Light is the biggest problem when starting indoors. Even a sunny window doesn't get as much light as a spot outdoors. So I use full-spectrum fluorescent lights, even in windows. And a heat mat underneath really speeds germination.
Many seeds can be sown directly outdoors. My biggest success this summer was Nasturtium "Whirlybird mixed." Grew into huge gorgeous mounds covered with flowers--still flowering like crazy right now! Veggies started outside: carrots, chard, basil, peas.

RE: planting seeds

Hi - I haven't wintered sowed - need to try it, but we do grow plants from seed come April for late May planting. Some do well some do not - it just depends. I also did a wildflower garden by seed years ago - the third year of it was wonderful - lush and full. Everyone has great suggestions. For us we just use recycled DQ cups or clear salad containers, or soda bottles as mini greenhouses with good potting soil in placed in our bay window which receives alot of sun- after they have grown well we take off the top cover and fertilize a very little adding a bit of compost and keep watering until we can plant usually around Memorial Day. We also plant seeds right in the ground after the frost - same time after MD.

Good Luck! :-)

RE: planting seeds

This might be a little late, but for future reference, morning glories tend to grow foliage and lack blooms if they are getting too much water. If you let them dry completely between waterings, I find they bloom profusely. Just don't dry them out too much.

RE: planting seeds

Hey, Annabelle,

Thanks, but these guys never got watered, at least not by me! However, they were pretty close to the roses and I think there was too much fertilizer going on. Also, think I will start some MG seeds in peat pots or pellets; I know they don't like to be transplanted, but we have such a short season.

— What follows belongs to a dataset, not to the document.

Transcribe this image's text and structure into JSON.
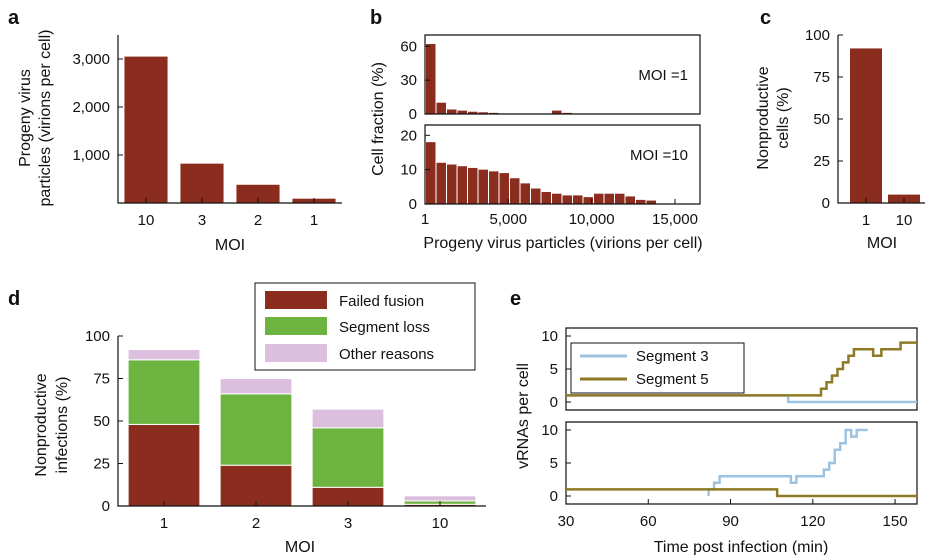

A big problem for me with seeds is that the description, especially of colors is not what I think is a certain color. Ex: peach, salmon and coral. Guess you have to grow them to see which color matches your idea of each. Last year I grew nasturtiums that were called peach, but to me they were gold - not a good match for the surrounding flowers.

I am looking for Salmon Baby nasturtiums this year, but having done major ordering from other places, don't look forward to ordering from Cook's at what ends up at about $6 for a packet incl. shipping. Does anyone know of a garden center near Portsmouth NH that carries Cook's Garden seeds?

RE: planting seeds


Info for Spring & Summer 2005

When you plant Morning Glories they will have lots of green foilage and few or no flowers if your soil is rich. Morning Glories like sandy soil and no fertilizer. I learn that trick from a dear old gardener.. Another annual that likes sandy soil and no fertilizer is Nasturiums.


RE: planting seeds


What type of soil do you suggest to grown morning glories and Nasturiums in? I intend on trying both of these from seeds in Peat Pots, would regular potting soil work? Want flowers, not leaves!

Thanks in advance for any advice you can give me?

RE: planting seeds

LindaMA, Plant them in sterile seed soil if you plan on starting them in peat pots and then when you transplant them outdoors plant them in regular soil and don't feed Morning Glories or Nasturiums any fertilizer. If you have a sandy section in your garden I usually dig up some sand and put in the section I plan to plant my Morning Glories. My Nasturiums -- I usually plant in pots so I just use Potting mix and no fertilizer.